Elle-même n’y a pas cru lorsque Cyril Mennegun l’a contactée pour lui offrir le rôle principal dans son premier film de fiction. Le réalisateur avait besoin d’écrire pour une comédienne. Mais il a mis du temps à la trouver : « Je ne voulais pas d’une actrice connue, raconte-t-il dans L’Express.fr, le 3 janvier 2012. (…) J’ai donc commencé à chercher ma perle rare (…). Dans mon esprit, Louise Wimmer devait être une grande rousse, quelqu’un d’assez costaud donc pas féminin au sens cinématographique du terme. (…) Un soir de ras le bol, je mets la télé et je regarde distraitement un téléfilm de Josée Dayan.

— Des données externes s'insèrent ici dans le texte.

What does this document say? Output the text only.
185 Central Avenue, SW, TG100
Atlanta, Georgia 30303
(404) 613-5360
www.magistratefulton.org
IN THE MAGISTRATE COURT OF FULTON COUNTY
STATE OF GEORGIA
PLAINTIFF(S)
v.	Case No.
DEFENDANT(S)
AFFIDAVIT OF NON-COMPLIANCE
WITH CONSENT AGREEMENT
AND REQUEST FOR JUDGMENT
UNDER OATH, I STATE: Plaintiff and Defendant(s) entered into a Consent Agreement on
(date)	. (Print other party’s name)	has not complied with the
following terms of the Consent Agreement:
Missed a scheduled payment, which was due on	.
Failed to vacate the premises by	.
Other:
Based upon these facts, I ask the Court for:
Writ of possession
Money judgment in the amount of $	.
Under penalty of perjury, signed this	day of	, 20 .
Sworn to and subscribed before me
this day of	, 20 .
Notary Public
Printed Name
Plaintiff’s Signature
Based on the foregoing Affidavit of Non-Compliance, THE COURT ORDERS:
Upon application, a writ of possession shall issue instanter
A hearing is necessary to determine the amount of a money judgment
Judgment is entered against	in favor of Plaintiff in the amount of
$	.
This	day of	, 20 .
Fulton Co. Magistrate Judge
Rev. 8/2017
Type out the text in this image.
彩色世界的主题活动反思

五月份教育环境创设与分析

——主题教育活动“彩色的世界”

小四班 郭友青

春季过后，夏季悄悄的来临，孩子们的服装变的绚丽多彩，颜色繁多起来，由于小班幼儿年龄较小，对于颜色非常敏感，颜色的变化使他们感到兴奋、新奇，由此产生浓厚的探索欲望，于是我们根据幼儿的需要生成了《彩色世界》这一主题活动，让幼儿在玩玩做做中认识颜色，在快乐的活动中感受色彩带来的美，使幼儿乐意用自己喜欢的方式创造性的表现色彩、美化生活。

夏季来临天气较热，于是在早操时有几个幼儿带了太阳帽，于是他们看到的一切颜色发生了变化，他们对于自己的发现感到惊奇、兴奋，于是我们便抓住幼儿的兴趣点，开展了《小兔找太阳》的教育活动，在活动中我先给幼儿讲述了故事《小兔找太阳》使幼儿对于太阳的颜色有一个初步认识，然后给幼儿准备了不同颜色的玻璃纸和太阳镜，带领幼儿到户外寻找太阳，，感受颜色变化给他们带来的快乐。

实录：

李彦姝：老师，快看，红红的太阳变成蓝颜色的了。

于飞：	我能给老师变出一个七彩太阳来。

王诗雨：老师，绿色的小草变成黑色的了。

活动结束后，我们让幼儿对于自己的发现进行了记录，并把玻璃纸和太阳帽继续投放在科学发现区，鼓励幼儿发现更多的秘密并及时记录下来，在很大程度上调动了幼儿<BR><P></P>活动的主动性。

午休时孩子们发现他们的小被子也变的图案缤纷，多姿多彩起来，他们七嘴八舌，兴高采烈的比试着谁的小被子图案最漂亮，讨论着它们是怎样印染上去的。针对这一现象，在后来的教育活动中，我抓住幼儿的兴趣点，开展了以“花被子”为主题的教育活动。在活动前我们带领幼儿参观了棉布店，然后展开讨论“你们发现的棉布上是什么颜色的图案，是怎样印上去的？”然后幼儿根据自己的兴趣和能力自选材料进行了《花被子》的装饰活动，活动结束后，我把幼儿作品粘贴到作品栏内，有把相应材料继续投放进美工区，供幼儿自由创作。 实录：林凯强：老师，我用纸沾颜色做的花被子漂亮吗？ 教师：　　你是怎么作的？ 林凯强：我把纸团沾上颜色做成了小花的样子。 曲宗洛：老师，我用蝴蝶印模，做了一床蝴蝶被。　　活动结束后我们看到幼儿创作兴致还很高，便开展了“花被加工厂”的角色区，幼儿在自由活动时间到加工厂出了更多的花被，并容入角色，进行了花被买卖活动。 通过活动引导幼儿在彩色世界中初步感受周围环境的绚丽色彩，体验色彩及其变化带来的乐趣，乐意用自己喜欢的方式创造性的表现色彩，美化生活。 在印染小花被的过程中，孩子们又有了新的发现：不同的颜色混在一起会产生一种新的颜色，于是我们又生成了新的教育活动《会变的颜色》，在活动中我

Je commence un peu à m’assoupir quand je vois dans un plan de 5 secondes « ma » Louise : une évidence. »
Mais le réalisateur ne sait pas qui est Corinne Masiero. Il attend le générique de fin, cherche son nom sur Google et trouve enfin le numéro de son agent. Puis il la rencontre à Lille, discute avec elle pendant des heures. Et l’histoire débute. Le réalisateur veut parler d’une femme qui, même dans la misère, reste digne. Il a trouvé sa Louise Wimmer.
Pour la jouer, l’actrice compte uniquement sur son feeling. Pas question de « faire un stage chez les pauvres, lance-t-elle, abrupte. Pour moi, c’est presque un manque de respect. » Corinne Masiero poursuit, véhémente : « Cela me fait rire ce concept d’entrer dans la peau d’un personnage ! Mon œil oui ! La fille que je joue vit dans sa voiture, se lave dans les chiottes d’un restaurant. Moi, après le tournage, je rentrais dans mon hôtel ! »
« Je ne veux pas que tu fasses ta Masiero »
Mais cette comédienne engagée – elle a créé une association de soutien aux comédiens du Nord, Les Acteurs en Nord, milite pour la cause des intermittents du spectacle – a aussi connu des galères d’argent, plus jeune et s’en sert pour donner de l’épaisseur à son personnage. Cyril Mennegun, le réalisateur, a aussi grandi dans un milieu populaire. « C’est important de ne pas oublier d’où l’on vient et que des cinéastes en parlent dans leurs films. D’autant que le cinéma a longtemps été une vitrine de la bourgeoisie. Quand tu étais fils d’ouvrier à Roubaix, tu savais à peine ce que c’était. »
La comédienne sourit : « J’en joue de mon côté prolo. Souvent, lors des castings, je prends l’accent chti, j’en fais des tonnes. » Elle n’hésite pas non plus à être ridicule. « C’est mon cheval de Troie, lance-t-elle, l’œil rieur. Avec le ridicule, on peut aller très loin et faire passer plein de messages. Les gens ne se méfient pas. » Seulement voilà, Cyril Mennegun, lui, a voulu montrer son autre visage. « Il m’a dit, j’adore quand tu pousses le bouchon. Mais là, je ne veux pas que tu fasses ta Masiero. »
Jacques Audiard le lui a demandé aussi lorsqu’il l’a fait tourner dans De rouille et d’os, où elle joue la sœur de Matthias Schoenaerts, une ouvrière qui rame un peu pour joindre les deux bouts. Dans Ombline, au contraire, elle a pu se lâcher dans son rôle de taularde droguée et agressive, drôle et dérangeante. Depuis quelques temps cependant, on lui propose des rôles de médecin, d’avocat ou de juge. Tant mieux, car Corinne Masiero « adore aussi jouer les bourgeoises ». Quitte à devoir un peu plus se maquiller.